Cold Frames: Good Soil Defrosters

KevinCold Frames, From the Garden, Shoulder Season Gardening8 Comments

I’ve never been so happy to see an earth worm. For the past couple weeks, I’ve been wondering whether or not my cold frames were actually achieving anything. I had considered whether or not I was simply containing the latent cold in the frozen soil, and that they’d be better uncovered. Not so.

The photo below shows where the cold frame sat before I removed it to work the soil. Where it had sat, the soil was workable with a fork. There were earthworms all over, which highly entertained my two-year old daughter. Where it had not been, the ground is frozen solid, and can’t get a fork in at all. I could finally conclude that the cold frames had achieved a first measure of success. While my garden generally has 2-4′ of snow atop it still, I can already work with wriggly earth worms and seeds and actual soil.

This should get me off to an earlier start than normal. My indoor seedlings of greens and other cold-hardy veg should soon be getting a test-ride in the protection of the cold frames. I’m also going to seed some items [mache, spinach, claytonia, wild rocket, etc] in the coming days to see how they do. If we’re eating baby greens in mid-April as I suspect we may be, it will be a full month ahead of the May-long-weekend we’re accustomed to. And with root veg in the cellar still [and especially considering this has been a very late spring], this makes me a very, very happy guy.

8 Comments on “Cold Frames: Good Soil Defrosters”

  1. Kevin Kossowan

    The one in the photo faces west. I also have built a bigger one facing due south on a different side of the house. I thought the south-facing one would defrost first, but not the case.

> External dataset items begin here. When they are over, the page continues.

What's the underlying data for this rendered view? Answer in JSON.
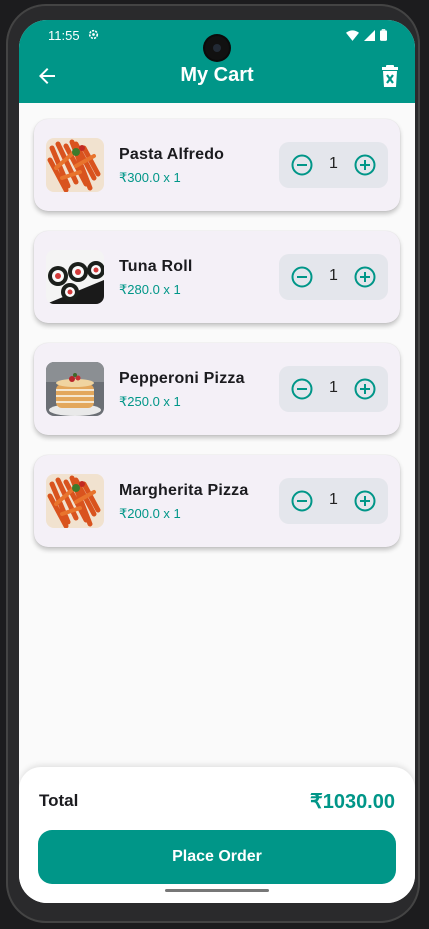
{
  "status_bar": {
    "time": "11:55"
  },
  "header": {
    "title": "My Cart",
    "accent": "#009688"
  },
  "cart": {
    "items": [
      {
        "name": "Pasta Alfredo",
        "price": "₹300.0 x 1",
        "qty": "1",
        "image": "pasta"
      },
      {
        "name": "Tuna Roll",
        "price": "₹280.0 x 1",
        "qty": "1",
        "image": "sushi"
      },
      {
        "name": "Pepperoni Pizza",
        "price": "₹250.0 x 1",
        "qty": "1",
        "image": "pancakes"
      },
      {
        "name": "Margherita Pizza",
        "price": "₹200.0 x 1",
        "qty": "1",
        "image": "pasta"
      }
    ]
  },
  "summary": {
    "total_label": "Total",
    "total_value": "₹1030.00"
  },
  "actions": {
    "place_order": "Place Order"
  },
  "icons": {
    "back": "arrow-back-icon",
    "clear": "trash-icon",
    "decrement": "minus-circle-icon",
    "increment": "plus-circle-icon"
  }
}
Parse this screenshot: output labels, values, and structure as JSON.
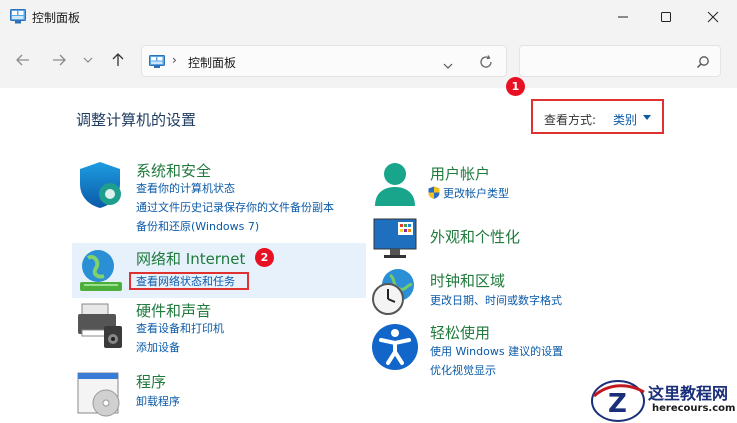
{
  "window": {
    "title": "控制面板",
    "address_path": "控制面板",
    "address_separator": "›",
    "search_placeholder": ""
  },
  "icons": {
    "app": "control-panel-icon",
    "minimize": "minimize-icon",
    "maximize": "maximize-icon",
    "close": "close-icon",
    "back": "arrow-left-icon",
    "forward": "arrow-right-icon",
    "recent": "chevron-down-icon",
    "up": "arrow-up-icon",
    "refresh": "refresh-icon",
    "search": "search-icon"
  },
  "content": {
    "title": "调整计算机的设置",
    "view_by_label": "查看方式:",
    "view_by_value": "类别"
  },
  "annotations": {
    "badge_1": "1",
    "badge_2": "2",
    "highlight_color": "#e03131"
  },
  "categories": {
    "security": {
      "heading": "系统和安全",
      "links": [
        "查看你的计算机状态",
        "通过文件历史记录保存你的文件备份副本",
        "备份和还原(Windows 7)"
      ]
    },
    "network": {
      "heading": "网络和 Internet",
      "links": [
        "查看网络状态和任务"
      ]
    },
    "hardware": {
      "heading": "硬件和声音",
      "links": [
        "查看设备和打印机",
        "添加设备"
      ]
    },
    "programs": {
      "heading": "程序",
      "links": [
        "卸载程序"
      ]
    },
    "accounts": {
      "heading": "用户帐户",
      "links": [
        "更改帐户类型"
      ]
    },
    "appearance": {
      "heading": "外观和个性化",
      "links": []
    },
    "clock": {
      "heading": "时钟和区域",
      "links": [
        "更改日期、时间或数字格式"
      ]
    },
    "ease": {
      "heading": "轻松使用",
      "links": [
        "使用 Windows 建议的设置",
        "优化视觉显示"
      ]
    }
  },
  "watermark": {
    "title": "这里教程网",
    "url": "herecours.com"
  },
  "colors": {
    "heading_green": "#1f7a3c",
    "link_blue": "#0a5aa8",
    "badge_red": "#e81123"
  }
}
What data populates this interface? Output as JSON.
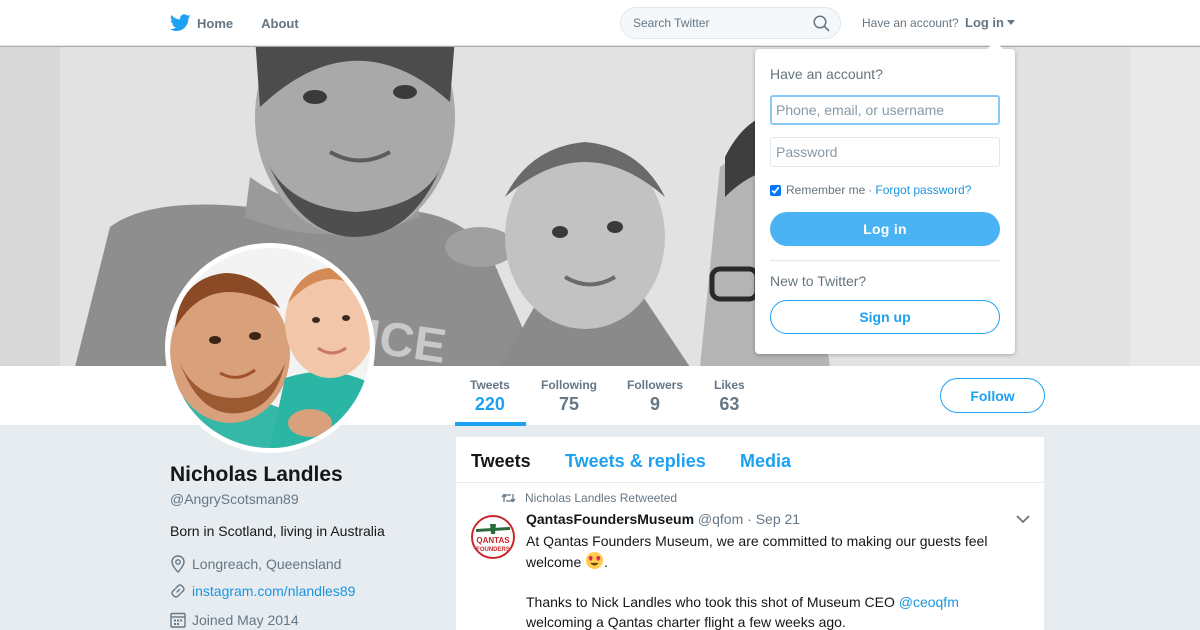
{
  "nav": {
    "home_label": "Home",
    "about_label": "About",
    "search_placeholder": "Search Twitter",
    "have_account_label": "Have an account?",
    "login_label": "Log in"
  },
  "profile": {
    "name": "Nicholas Landles",
    "handle": "@AngryScotsman89",
    "bio": "Born in Scotland, living in Australia",
    "location": "Longreach, Queensland",
    "website": "instagram.com/nlandles89",
    "joined": "Joined May 2014",
    "follow_label": "Follow"
  },
  "stats": [
    {
      "label": "Tweets",
      "value": "220",
      "active": true
    },
    {
      "label": "Following",
      "value": "75"
    },
    {
      "label": "Followers",
      "value": "9"
    },
    {
      "label": "Likes",
      "value": "63"
    }
  ],
  "tabs": [
    "Tweets",
    "Tweets & replies",
    "Media"
  ],
  "tweet": {
    "retweet_line": "Nicholas Landles Retweeted",
    "author_name": "QantasFoundersMuseum",
    "author_handle": "@qfom",
    "dot": "·",
    "date": "Sep 21",
    "text_line1": "At Qantas Founders Museum, we are committed to making our guests feel welcome",
    "text_line1_end": ".",
    "text_line2_before": "Thanks to Nick Landles who took this shot of Museum CEO ",
    "mention": "@ceoqfm",
    "text_line2_after": " welcoming a Qantas charter flight a few weeks ago.",
    "logo_text_top": "QANTAS",
    "logo_text_bottom": "FOUNDERS"
  },
  "login_dropdown": {
    "title": "Have an account?",
    "username_placeholder": "Phone, email, or username",
    "password_placeholder": "Password",
    "remember_label": "Remember me",
    "separator": "·",
    "forgot_label": "Forgot password?",
    "remember_checked": true,
    "login_button": "Log in",
    "new_label": "New to Twitter?",
    "signup_button": "Sign up"
  },
  "colors": {
    "brand_blue": "#1da1f2",
    "link_blue": "#1b95e0",
    "login_button_blue": "#4ab3f4",
    "background": "#e6ecf0"
  }
}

Close though – a few days difference, I’m guessing.

  2. Kirsten

    Cold frames are on my to-do list for the garden this year. I procrastinated about it last year and now, oh how I wish I hadn’t!

  3. A Canadian Foodie

    WOnderful. I was actually thinking of the “hole” animals today – as the snow melts, they will all be flooded! I cannot find any more indoor planting trayss… indoor ones now. Superstore is out. Canadian tire it out. I have the seeds… so this is high on my list as I thought I would find them today.
    :)
    Valerie

  4. Mike

    Very nice, we tend more towards low row covers than cold frames but the results are similar. Good luck with your planting, a full month head start is pretty darn good.

  5. Calgary Gardening Adventures

    Thanks for the reminder about the cold frame. Your post just sparked a new idea (for me) to use some cinder-crete blocks in addition to old windows I have laying around to build a low-tech cold frame with some thermal mass.

    Keep us posted on how the early start experiment goes. The trick is to protect from the cold snaps at night. Do you plan to cover with blanket at nights, or on particularly cold nights at least? What temperature cut-off is “safe” to omit blanket in your case?

    Two years ago I used a 60 W light bulb and blanket over the old windows to keep the cold frame warm after we went below zero in June with tomatoes in the garden:

    http://calgary-gardening-adventures.blogspot.com/2009/05/tomato-transplant-cold-frame-2.html

    The tomatoes survived, though looked a little rough for wear in the short term.

  6. Kevin Kossowan

    CGA – the varieties I’m planting now are all very cold hardy, so I’m not too worried about frost. I can see things like tomatoes needing even more care.